There are a few things from the training to become a foster parent that I still remember almost seven years later. The importance of the sibling connection is one of them.
When we first began the licensing process to become foster parents, we took all of the required trainings and jumped right in. My spouse and I knew we had a calling to be foster parents, but we had little exposure to the life of a foster parent prior to starting the licensing process. Along the way, we met others and learned as much as we could to prepare ourselves.
When it came time for us to get licensed, we decided to start fostering one child. We were first time parents and weren’t sure how we would handle multiple children.
Our first call was for a little girl Tilly who had just come into care.
It turns out that Tilly was the youngest of seven children. She was placed in our home, and her six siblings were placed in a group home several hours away.
Throughout those first few weeks of our time learning about Tilly and her family, we kept hearing how close-knit her family was. This refrain echoed through our ears and reminded us of that lesson we learned in our training. We were reminded of the significance of the sibling connection. We were reminded of another missing piece in her life as a result of living in foster care.

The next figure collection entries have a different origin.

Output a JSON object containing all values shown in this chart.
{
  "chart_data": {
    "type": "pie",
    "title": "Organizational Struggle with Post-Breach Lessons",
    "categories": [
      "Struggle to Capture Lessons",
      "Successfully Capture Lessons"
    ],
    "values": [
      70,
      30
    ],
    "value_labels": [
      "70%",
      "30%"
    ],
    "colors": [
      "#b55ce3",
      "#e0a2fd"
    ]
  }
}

It took time, but Tilly reconnected with her siblings.
After nearly two months of living in foster care, we were able to coordinate with the case manager and the local group home for Tilly to come to the facility for weekly visits. Monday afternoons were our dedicated time to visit her brothers and sisters. The visits were simple, but they maintained that significant relationship between siblings. This was the time they could play, read, and catch up with each other. This was the time her six brothers and sisters could know that their baby sister was doing okay.

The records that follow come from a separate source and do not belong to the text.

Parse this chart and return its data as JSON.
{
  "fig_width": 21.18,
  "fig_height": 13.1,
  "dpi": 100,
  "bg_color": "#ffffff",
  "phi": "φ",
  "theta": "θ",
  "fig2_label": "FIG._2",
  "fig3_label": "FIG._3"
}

I believe those visits made a difference for Tilly.
They helped her keep those close relationships with her siblings while she was in care, and sustaining these relationships helped ease the transition going back home. I also know the difference it made for us as foster parents to get to know Juno, Xander, Desiree, Ivy, Tamas, and Zion. Our lives are enriched by knowing them.
Tilly and her siblings are reunited with their mother now.
They are able to live together and be a family under the same roof. Sometimes, we’ll get together for dinner or to play at a local park. When we get together, we all get together, everyone from her family and everyone from ours. Tilly is the bond between our two families.
I have learned a lot since those early days of being a foster parent.
One of the treasured lessons I learned is the significance of sibling relationships. Years later, Tilly’s sibling relationships are still going strong. They continue to be a close-knit family that remains linked to ours.